In the days leading up to the vote, the Student Senate held an online poll to gauge feelings on campus about changing the calendars. Out of 331 votes, 283 students voted in favor of celebrating Indigenous Peoples’ Day. Only 48 voted against the new holiday, or had no opinion.

But not everyone was satisfied after an amendment to include language condemning Christopher Columbus was left out of the final resolution.

The amendment was introduced by Senator Andrew Post, who said “I’m happy with the resolution passing, it is a step forward. But in terms of two years ago, it’s a step backwards because the original resolution that was enacted two years ago had much harsher language – it had the condemnation of Columbus within it and we didn’t do anything to change that. It really shocks me to see this kind of walk back on the legislation.” Post is also President of the Native American and Indigenous Alliance.

The thirty-sixth Student Senate voted on Resolution 13 early in 2016. The controversial legislation called for the university to outright replace Columbus Day with Indigenous Peoples Day, and also included a section criticizing Columbus for “egregious crimes against humanity.” Although the resolution passed in student government, it was ignored by the university.

Caleb Kitchen, now a graduate student at the SCHAR school, was one of three senators to vote against Resolution 13 last year. But on Thursday, he came out to speak in favor of passing the new legislation.

“The topic of Indigenous Peoples’ Day two years ago brought a lot of division to this campus,” said Kitchen. “I’m proud that today they were able to overcome that. I don’t think the amendment was appropriate… Resolution 13 undermined the ability to have the conversation in the first place, this resolution doesn’t have that problem.”

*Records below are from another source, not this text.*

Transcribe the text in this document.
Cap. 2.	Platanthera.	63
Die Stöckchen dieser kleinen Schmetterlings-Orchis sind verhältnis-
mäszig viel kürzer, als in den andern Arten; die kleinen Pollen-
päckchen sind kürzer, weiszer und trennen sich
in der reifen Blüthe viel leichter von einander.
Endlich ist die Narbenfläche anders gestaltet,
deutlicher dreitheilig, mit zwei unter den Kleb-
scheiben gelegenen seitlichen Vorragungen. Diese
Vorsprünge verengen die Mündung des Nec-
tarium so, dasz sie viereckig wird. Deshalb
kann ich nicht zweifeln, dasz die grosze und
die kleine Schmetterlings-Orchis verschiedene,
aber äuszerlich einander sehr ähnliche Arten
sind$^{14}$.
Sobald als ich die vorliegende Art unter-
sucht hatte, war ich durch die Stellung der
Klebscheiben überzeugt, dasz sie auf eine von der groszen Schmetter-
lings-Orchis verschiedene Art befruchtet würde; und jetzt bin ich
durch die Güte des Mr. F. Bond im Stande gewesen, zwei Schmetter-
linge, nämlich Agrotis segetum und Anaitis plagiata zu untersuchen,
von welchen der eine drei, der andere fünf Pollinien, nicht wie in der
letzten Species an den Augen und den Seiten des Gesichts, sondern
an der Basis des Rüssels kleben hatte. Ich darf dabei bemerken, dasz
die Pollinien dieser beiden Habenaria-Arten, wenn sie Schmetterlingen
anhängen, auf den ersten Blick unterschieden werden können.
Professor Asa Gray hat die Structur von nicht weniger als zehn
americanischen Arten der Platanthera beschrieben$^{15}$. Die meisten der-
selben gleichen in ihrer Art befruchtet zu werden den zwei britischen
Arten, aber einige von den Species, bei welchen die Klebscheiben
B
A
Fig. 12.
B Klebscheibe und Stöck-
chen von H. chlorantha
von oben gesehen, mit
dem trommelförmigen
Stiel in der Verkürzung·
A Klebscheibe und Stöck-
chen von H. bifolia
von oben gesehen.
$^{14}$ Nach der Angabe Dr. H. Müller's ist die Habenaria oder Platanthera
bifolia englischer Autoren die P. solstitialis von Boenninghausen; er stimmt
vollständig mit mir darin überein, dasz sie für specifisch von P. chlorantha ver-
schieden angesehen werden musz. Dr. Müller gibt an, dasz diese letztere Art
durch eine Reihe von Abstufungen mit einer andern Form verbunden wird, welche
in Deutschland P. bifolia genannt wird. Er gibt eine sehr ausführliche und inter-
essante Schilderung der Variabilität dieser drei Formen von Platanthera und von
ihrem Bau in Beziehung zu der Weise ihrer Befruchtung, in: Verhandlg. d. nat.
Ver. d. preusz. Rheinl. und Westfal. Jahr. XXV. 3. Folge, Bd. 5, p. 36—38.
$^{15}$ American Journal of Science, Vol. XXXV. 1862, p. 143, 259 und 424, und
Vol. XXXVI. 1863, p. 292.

However, other students were disappointed that the condemnation of Columbus did not make it into the final resolution this year. Noah Black, a senior majoring in global affairs, spoke out for the amendment before the final vote.

“Everything about Columbus is essentially shrouded in genocide and racism,” Black said after the meeting. “I feel like without condemning Columbus, passing a resolution to support indigenous peoples day is a half-hearted attempt, it’s just a way for people to remain comfortable without acknowledging a painful history.”

This opinion was shared by Alicia Suchicital, a senior majoring in bioengineering and President of the Society for Advancement of Chicano/Hispanic and Native Americans in Science.

“The person who made that motion for the amendment to the resolution, he’s representing the only voice that we have on that board, and there was no support.” said Suchicital. “Christopher Columbus contributed to the mass genocide of indigenous people – this is on the record, this is common knowledge – so the more we pretend that it didn’t happen feeds into the same historical erasure that they claim to avoid.”

Senator Michael Gracia cast the sole vote against Resolution 10 at the meeting. He declined to comment for this story.